Belvedere Castle is next on my journey. I stop and take in the view over the pond. The castle is crawling with kids exploring every nook and cranny. It looms large as I pass it on the right walking downhill and pass the turtle pond on my way to the great lawn. As I pass the great lawn each of the baseball diamonds is full with families enjoying a game. I stop and watch and listen to the action for a while. Fathers yelling instructions as their kids hit or pitch. Laughter. The joy of kids yelling and enjoying a free and easy Saturday afternoon. I sit and listen for a while.
I continue my walk. Along the way conversation enter my space and leave as passers by come and go. Two young girls discussing boys. An older couple planning a party for a sons 21st. An unhappy office worker telling a friend she is quitting next week. A very elderly man in a wheelchair being pushed by a younger, but old, couple. A boom box in his lap plays jazz at a volume indicating his hearing isn’t the best. A teenager on a skateboard zooms past being pulled by a dog. And me, blending in, walking peacefully on a bright Saturday afternoon, not a care in the world.
The great lawn ends, the 86th st transverse stops my progress as I look for a way across. Turning left, I eventually find the steps up and over the transverse. There are three transverse. 79th, 86th and 97th. Traffic cuts across and below the park. But crossing them isn’t easy. You need to find the way over as the road is so we 20 metres below park level, uncovered with no traditional crossings.
Now I’m across the transverse I come to the Jackie Onassis Reservoir. A vast body of water covering the width of the park and extending from 86th to 96th St. I walk anti-clockwise around it, the preferred direction. It takes around 45 minutes non stop to circumnavigate the reservoir. It’s big.
As I’m walking joggers fly by, their feet crunching on the gravel track. People stop and take photos, which I fo when I’m at the northern point. It’s coming on sunset, so I stop for a while to see what the sunset will bring. It’s a rather lacklustre display tonight, some clouds move in. I take some photos and continue my walk. I finish the loop and then head out of the park. I walk down Central Park West for five blocks before descending into the subway at 81st Street. I change at 59th Street from the C to the ! And end up at 42nd St. I get a bit turned around in the subway and emerge at the wrong end at 42nd St, the exit brings me up at 40th St.
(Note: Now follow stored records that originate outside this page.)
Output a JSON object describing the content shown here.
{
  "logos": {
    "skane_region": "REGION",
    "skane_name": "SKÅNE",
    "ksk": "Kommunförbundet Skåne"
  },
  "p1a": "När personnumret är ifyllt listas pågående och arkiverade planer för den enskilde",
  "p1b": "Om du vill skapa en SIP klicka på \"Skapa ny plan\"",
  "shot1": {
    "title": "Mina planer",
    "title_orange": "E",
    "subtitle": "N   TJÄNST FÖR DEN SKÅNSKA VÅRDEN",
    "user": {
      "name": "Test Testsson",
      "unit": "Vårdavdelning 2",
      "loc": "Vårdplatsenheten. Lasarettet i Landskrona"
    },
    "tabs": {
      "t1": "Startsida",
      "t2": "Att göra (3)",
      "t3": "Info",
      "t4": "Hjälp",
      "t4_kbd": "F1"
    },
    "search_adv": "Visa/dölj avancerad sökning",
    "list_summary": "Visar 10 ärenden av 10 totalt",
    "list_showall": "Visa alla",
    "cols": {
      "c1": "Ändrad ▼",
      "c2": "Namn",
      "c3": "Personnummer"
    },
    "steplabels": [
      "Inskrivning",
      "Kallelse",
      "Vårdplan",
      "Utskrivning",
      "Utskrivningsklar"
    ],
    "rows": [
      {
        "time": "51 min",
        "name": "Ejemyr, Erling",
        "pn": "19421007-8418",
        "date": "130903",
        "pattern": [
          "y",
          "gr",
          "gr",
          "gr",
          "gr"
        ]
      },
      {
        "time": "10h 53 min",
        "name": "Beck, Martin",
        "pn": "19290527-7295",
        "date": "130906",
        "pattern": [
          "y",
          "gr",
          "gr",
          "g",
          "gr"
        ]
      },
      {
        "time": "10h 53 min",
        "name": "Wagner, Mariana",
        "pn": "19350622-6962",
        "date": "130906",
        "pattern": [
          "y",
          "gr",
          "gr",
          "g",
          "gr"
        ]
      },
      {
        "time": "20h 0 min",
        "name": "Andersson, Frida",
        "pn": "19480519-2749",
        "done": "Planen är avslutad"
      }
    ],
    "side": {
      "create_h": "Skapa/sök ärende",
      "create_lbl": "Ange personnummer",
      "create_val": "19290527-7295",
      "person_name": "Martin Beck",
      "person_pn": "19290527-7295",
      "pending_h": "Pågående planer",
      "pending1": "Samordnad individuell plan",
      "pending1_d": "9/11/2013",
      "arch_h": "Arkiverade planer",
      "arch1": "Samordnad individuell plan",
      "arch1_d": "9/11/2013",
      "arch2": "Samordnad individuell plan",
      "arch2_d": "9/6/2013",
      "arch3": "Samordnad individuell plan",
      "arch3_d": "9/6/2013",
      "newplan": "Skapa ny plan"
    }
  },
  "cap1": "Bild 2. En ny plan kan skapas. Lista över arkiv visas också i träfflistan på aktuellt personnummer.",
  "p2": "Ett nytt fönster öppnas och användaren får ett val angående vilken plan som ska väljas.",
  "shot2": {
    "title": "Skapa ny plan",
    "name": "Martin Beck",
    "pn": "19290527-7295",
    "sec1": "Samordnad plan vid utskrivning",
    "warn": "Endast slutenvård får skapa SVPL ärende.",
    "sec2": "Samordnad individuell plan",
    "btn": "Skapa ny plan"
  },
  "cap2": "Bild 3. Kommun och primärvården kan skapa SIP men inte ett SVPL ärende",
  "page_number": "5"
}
I walk for a block searching for some landmarks, follow the light basically and find my way home.
Mardi is resting peacefully in our room and we sit and rest for a while. We’ve got a big night planned. We are off to Eleven Madison Park for dinner. It has become a special part of our visit to NYC over the years. Sublime food, impeccable service and beautiful surroundings. We sit and chat for three hours as we work through the tasting menu. We relive our trip, enjoying the highlights again and recognise how fortunate we are. We also talk about our 2019. It’s been tough in parts, Mardi being made redundant, some illnesses earlier in the year for Mardi and in the middle of the year for me. Our cats have also been incredibly sick this year, we almost lost two around Easter and are loving with one with advanced cancer. Mardi finished her degree, and while she is free of study now, the effort invested was massive. We also lost Mardi’s father this year. We were also able to repair and renovate our bathroom and courtyard during the year. As we are enjoying dessert we chat to the staff at the restaurant. We talk about NYC and some of the highlights of our trip. We eventually pull on our coats and ride the subway home, arriving home a little after midnight.